Sim, estamos mais uma vez em Valladolid. De um lado os letrados, a humanidade superiora, que conhece as grandes obras do Espírito, sensível à Razão e sábia; de outro, como diz Eduardo Bueno e Alexandre de Moraes, estão os imbecis, estes sub-humanos, a escória, os vermes que devem ser varridos da sociedade, esta que há de ser imunizada para que a comunidade emerja.


Sim, estamos diante da escolha civilizatória, entre a salvação pela ciência ou a morte pela corrupção. Corrompemo-nos quando não olhamos para a luz do dia e nós perdemos na noite dos apetites nefastos. A civilização solicita o sacrifício de nossas escolhas individuais em prol da salvação por vir, mesmo, e sabendo que muitos sacrifícios serão exigidos até que o grande e glorioso dia se levante, este que vemos raiar no horizonte.


Sim, devemos progredir inexoravelmente para e pela Razão que se imporá, ainda que pela força, ainda que pela censura, ainda que pela violência, pelos expurgos, ilegalidade, etc. A Razão tem suas razões que os sub-humanos não podem contemplar.


Sim, Freis Sepulvedas querem aplacar a bestialidade e monstruosidade destes que nascem da terra, rastejam nela, dela tiram seus sustentos com suor, lágrimas e sangue.
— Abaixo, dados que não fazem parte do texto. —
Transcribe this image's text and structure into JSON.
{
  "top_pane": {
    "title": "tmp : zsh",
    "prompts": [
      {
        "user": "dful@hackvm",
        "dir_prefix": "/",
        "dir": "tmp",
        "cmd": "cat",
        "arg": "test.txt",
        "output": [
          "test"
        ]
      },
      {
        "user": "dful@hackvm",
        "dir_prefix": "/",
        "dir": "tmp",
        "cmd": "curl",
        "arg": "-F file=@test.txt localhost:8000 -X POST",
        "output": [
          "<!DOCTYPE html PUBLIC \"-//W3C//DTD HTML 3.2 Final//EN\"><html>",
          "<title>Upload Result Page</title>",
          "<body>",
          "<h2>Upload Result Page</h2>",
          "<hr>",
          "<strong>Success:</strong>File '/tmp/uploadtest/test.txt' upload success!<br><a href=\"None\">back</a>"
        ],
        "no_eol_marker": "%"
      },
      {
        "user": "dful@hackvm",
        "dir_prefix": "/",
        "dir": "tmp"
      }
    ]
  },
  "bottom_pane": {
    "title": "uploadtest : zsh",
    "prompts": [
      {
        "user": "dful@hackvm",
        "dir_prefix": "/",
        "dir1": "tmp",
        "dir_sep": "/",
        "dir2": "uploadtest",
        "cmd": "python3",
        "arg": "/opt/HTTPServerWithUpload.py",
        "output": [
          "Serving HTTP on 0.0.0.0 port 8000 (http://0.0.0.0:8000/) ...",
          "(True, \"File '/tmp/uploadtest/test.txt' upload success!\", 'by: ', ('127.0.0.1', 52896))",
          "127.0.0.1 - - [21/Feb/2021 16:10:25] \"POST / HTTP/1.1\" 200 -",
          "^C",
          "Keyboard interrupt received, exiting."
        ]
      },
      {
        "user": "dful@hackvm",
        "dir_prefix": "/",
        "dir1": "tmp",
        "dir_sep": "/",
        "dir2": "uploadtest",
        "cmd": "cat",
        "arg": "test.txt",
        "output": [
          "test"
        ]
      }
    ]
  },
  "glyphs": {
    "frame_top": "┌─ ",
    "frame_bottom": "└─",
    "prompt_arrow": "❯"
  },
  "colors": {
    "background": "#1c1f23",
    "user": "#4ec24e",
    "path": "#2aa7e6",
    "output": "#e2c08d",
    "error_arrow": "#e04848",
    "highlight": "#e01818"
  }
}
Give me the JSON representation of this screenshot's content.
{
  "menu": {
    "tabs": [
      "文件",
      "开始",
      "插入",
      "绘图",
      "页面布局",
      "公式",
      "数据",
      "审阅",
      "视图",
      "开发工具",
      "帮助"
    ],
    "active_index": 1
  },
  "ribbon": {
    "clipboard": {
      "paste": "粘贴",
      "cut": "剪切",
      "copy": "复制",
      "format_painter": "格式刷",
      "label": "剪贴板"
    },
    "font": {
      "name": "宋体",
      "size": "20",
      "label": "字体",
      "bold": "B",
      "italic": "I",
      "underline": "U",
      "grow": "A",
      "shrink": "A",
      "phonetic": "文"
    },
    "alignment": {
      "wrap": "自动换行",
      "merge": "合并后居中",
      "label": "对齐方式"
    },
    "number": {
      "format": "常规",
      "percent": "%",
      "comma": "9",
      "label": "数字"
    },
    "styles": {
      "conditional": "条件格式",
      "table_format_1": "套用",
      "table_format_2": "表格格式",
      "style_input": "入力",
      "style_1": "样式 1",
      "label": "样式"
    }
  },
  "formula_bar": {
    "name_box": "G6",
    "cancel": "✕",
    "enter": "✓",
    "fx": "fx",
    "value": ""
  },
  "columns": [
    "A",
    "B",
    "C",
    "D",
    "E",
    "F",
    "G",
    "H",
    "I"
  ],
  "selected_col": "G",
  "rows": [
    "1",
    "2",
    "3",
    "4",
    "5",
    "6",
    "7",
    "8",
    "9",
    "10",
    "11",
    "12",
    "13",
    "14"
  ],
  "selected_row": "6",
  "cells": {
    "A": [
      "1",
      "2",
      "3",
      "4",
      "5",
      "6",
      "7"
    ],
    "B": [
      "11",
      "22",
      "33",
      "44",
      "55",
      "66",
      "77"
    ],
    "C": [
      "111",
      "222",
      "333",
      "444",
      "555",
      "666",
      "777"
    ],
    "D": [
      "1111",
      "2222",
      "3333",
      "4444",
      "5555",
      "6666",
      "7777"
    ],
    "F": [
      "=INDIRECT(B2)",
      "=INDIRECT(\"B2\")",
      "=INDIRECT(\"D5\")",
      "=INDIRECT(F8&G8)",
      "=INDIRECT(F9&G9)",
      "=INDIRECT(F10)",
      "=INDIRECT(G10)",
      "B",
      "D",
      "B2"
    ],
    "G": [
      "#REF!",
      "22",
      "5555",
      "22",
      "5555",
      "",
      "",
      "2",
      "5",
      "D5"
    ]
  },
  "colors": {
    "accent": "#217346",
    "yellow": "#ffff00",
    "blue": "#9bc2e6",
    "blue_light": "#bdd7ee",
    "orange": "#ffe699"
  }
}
Os Sepulvedas querem impedir a voz de Las Casas, aquela que diz: Deus não habita as bibliotecas, mas lá estão os Fariseus; Deus não habita os palácios, mas esta é a morada do rei Herodes; Deus não habita o imperium, mas ali é o lugar da violência do Estado; Deus não habita os mercados, mas lá o novo clero se prostitui com as moedas do espírito vazio que nos falou Weber.


A Igreja que um dia se queria ser de Cristo, agora se jacta de um conhecimento, não dando conta que se faz meretriz de um poder que sacrifica o humano, condenando à sub-humanidade. A Igreja é Grande Meretriz, que hora oferece sacrifícios a Mamon, hora a Belzebu.


Não, não estamos num impasse civilizatório, mas no tempo, kairós, de ouvir a voz que diz: saia da Babilônia Igreja minha!